Le débat à gauche est nécessaire et urgent pour tirer les leçons des échecs passés, de Mitterrand à Hollande, échec d’une gauche qui promettait de « changer la vie », de « s’attaquer à la finance », mais qui a toujours accompagné la crise du capitalisme, fragilisant les services publics, privatisant, précarisant le travail et les milieux populaires… Il ne s’agit pas de désigner des coupables, de dire, « rejetons les libéraux à gauche et tout sera réglé  ». Notre peuple perçoit confusément qu’aucun gouvernement ne peut forcer le capitalisme à accepter de meilleurs salaires, des dépenses publiques, sans un autre rapport de forces dans la société. L’insoumis Tsipras en Grèce a fait la même chose que le socialiste Mitterrand face aux exigences de la finance et ses instances européennes. Il a cédé ! Et quand le socialiste Allende a refusé de céder, il a été bombardé et exécuté !

La violence de Trump ne fait que rendre plus visible à tous que le capitalisme ne cédera rien lui-même. Croire que la démocratie est le pouvoir du peuple est un idéalisme qui ne résiste pas au réel !

C’est le premier débat nécessaire à gauche. Comment reconstruire un rassemblement populaire capable de s’imposer par un mouvement social de l’ampleur des grandes grèves de 1936 ou des années 60 [
3] ? Comment gagner une ébullition militante capable de construire une véritable hégémonie idéologique dans les milieux populaires, dans le monde du travail, résistant à la fois à la division des idées d’extrême-droite et au chacun pour soi de la concurrence de tous contre tous ?

Cela ne peut se faire en masquant les différences, les contradictions même.
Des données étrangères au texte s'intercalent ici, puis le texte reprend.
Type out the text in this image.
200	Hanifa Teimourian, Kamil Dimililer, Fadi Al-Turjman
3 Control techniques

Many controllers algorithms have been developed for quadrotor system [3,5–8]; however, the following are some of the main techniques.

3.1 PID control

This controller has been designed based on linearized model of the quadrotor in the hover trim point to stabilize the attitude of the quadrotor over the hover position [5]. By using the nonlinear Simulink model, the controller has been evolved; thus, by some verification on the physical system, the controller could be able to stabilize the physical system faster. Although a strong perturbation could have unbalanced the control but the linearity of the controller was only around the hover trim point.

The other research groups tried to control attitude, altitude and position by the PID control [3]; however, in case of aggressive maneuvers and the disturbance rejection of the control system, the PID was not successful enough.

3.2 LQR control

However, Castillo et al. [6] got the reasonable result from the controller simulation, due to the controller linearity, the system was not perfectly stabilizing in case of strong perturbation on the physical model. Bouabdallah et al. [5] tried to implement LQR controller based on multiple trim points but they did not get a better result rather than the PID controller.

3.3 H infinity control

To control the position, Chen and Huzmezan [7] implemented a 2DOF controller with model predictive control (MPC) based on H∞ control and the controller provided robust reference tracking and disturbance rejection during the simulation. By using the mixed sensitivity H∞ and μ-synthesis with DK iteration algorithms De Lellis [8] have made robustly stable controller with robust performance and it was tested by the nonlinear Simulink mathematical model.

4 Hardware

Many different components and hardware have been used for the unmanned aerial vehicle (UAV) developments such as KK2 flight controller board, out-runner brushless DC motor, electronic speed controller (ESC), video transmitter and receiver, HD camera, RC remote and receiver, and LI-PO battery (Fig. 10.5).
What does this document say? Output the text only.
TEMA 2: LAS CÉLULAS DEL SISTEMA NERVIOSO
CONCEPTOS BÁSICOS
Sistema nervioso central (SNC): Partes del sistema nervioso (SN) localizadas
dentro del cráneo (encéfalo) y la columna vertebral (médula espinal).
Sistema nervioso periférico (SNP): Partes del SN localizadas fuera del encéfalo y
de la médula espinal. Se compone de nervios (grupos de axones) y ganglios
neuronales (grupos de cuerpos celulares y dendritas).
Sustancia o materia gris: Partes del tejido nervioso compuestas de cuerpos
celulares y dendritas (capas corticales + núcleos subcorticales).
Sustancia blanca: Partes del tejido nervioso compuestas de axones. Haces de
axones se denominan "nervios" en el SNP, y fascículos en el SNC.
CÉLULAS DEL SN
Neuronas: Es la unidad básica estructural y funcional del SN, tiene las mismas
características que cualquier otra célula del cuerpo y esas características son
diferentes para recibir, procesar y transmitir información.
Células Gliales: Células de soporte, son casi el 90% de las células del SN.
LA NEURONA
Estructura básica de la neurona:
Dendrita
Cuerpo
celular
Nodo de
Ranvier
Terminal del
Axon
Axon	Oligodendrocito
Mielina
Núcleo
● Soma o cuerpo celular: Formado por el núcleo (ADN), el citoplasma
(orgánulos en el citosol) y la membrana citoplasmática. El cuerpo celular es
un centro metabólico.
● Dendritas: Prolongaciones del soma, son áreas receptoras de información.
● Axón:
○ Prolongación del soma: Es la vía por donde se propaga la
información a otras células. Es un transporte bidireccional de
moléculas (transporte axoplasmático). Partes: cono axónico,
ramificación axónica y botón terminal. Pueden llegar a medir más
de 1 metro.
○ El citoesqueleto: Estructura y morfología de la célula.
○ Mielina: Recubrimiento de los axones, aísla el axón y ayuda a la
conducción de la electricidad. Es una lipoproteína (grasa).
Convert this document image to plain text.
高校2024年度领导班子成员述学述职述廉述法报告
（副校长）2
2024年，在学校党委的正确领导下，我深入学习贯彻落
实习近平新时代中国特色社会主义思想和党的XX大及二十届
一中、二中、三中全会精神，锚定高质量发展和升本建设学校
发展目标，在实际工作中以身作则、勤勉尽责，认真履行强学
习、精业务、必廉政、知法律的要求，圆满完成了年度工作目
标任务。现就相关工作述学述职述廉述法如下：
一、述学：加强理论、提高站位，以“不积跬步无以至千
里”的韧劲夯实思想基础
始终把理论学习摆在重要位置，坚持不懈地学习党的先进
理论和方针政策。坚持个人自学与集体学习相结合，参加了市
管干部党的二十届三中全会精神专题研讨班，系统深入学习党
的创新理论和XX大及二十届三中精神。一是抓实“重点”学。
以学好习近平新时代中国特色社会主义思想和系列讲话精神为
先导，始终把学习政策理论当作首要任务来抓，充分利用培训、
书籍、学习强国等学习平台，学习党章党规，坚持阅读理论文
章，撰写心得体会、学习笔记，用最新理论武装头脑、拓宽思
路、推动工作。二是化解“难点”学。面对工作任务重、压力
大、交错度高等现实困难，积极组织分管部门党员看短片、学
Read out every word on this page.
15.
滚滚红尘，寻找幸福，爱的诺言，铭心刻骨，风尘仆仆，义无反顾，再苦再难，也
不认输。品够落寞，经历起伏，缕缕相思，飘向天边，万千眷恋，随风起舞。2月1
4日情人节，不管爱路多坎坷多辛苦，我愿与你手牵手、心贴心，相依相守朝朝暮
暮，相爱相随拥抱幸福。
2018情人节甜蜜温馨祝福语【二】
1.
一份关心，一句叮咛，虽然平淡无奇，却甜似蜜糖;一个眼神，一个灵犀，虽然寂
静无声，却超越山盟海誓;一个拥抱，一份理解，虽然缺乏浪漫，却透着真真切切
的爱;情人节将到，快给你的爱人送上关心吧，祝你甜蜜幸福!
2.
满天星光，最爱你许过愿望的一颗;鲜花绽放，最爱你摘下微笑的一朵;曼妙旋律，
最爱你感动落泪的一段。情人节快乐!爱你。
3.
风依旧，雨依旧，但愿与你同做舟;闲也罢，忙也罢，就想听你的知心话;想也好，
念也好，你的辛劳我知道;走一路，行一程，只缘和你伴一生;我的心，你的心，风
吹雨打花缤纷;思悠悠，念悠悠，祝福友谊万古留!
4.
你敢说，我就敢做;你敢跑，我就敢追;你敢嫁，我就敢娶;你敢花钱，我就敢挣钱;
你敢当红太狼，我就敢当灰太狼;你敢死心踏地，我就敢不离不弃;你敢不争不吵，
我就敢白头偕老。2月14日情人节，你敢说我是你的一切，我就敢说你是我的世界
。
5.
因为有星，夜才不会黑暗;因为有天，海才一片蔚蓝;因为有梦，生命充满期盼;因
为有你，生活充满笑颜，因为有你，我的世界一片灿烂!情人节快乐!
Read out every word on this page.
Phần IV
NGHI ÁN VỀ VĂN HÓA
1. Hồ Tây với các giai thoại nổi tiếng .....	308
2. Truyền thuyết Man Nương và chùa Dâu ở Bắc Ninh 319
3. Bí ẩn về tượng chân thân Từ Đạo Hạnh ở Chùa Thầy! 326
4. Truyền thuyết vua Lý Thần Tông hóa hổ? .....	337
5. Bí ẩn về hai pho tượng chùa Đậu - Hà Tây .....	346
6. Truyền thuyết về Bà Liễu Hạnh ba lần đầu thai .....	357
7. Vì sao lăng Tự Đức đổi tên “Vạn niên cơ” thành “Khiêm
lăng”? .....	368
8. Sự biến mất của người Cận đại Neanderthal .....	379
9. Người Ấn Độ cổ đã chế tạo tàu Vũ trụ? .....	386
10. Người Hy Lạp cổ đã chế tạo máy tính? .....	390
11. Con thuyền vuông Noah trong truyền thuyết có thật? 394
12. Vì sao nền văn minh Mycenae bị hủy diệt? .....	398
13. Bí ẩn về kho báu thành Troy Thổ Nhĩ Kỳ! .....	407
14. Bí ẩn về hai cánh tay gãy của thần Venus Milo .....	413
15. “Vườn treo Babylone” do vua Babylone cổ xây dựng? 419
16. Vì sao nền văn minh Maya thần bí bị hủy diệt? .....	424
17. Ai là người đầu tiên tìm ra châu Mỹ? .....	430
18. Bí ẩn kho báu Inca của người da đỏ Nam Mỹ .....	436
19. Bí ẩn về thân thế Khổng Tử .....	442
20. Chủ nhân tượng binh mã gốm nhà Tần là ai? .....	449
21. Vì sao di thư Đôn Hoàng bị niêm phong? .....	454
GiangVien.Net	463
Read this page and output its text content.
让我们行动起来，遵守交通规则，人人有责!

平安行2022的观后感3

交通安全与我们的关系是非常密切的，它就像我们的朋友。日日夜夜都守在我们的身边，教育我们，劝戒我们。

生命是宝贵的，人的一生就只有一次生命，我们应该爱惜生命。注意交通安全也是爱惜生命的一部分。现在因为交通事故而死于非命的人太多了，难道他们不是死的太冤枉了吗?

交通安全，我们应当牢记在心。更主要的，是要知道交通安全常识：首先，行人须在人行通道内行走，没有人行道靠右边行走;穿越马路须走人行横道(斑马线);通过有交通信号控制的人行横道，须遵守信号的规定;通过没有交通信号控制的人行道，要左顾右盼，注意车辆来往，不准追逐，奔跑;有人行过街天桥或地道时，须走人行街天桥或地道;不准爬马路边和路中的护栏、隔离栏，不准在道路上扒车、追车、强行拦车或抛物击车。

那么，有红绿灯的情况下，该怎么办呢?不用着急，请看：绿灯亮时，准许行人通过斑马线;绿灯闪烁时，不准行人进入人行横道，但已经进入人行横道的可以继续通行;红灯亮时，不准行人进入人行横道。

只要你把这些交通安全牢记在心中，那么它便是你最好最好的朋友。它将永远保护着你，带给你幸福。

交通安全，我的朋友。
  • Oui, il y a désaccord de fonds sur les ZFE, autant par l’inefficacité des Crit’Air qui valident une Ferrari et excluent une Twingo, que par l’injustice sociale de dispositifs qui transforment les bas revenus en coupables ! Mais c’est bien la loi qu’il faut changer et il doit être possible de trouver des compromis locaux pour ne pas installer un péage urbain anti-pauvres.
  • Oui, il y a désaccord dans la métropole de Lyon sur le plan de mobilités, le niveau de développement nécessaire des transports en commun, métro, trams, bus et innovation publique dans les mobilités à la demande. Mais il faut reconnaître que la gauche a déjà doublé le niveau d’investissement, et que le fonds du débat est bien le financement par les entreprises, doubler le versement transport, faire contribuer les centres commerciaux, un débat où la gauche peut se rassembler.
  • Oui, il y a désaccord sur la défense des hôpitaux publics et notamment Henry Gabrielle, mais ce ne sont pas les élus locaux qui vont par magie transformer les politiques publiques de santé, les objectifs de l’ARS ou des HCL, même si on souhaiterait que le maire de Lyon, président des HCL soit plus exigeant.
  • Oui, il y a discussion sur l’effort insuffisant pour les collèges, et la priorisation des investissements, dont la part vélo a sans doute été excessive, et pourtant tout le monde attendait un « changement de braquet » pour le vélo et son impact sur le cadre de vie, une fois les chantiers passés, est évident.
    Ce sont des exemples de la métropole de Lyon, mais sur beaucoup de sujets, les positions à gauche peuvent être contradictoires ; énergie, industrie et réindustrialisation, financement SECU et CSG, réponses à l’insécurité, solutions face au mal logement, à l’indignité de vie de trop de migrants…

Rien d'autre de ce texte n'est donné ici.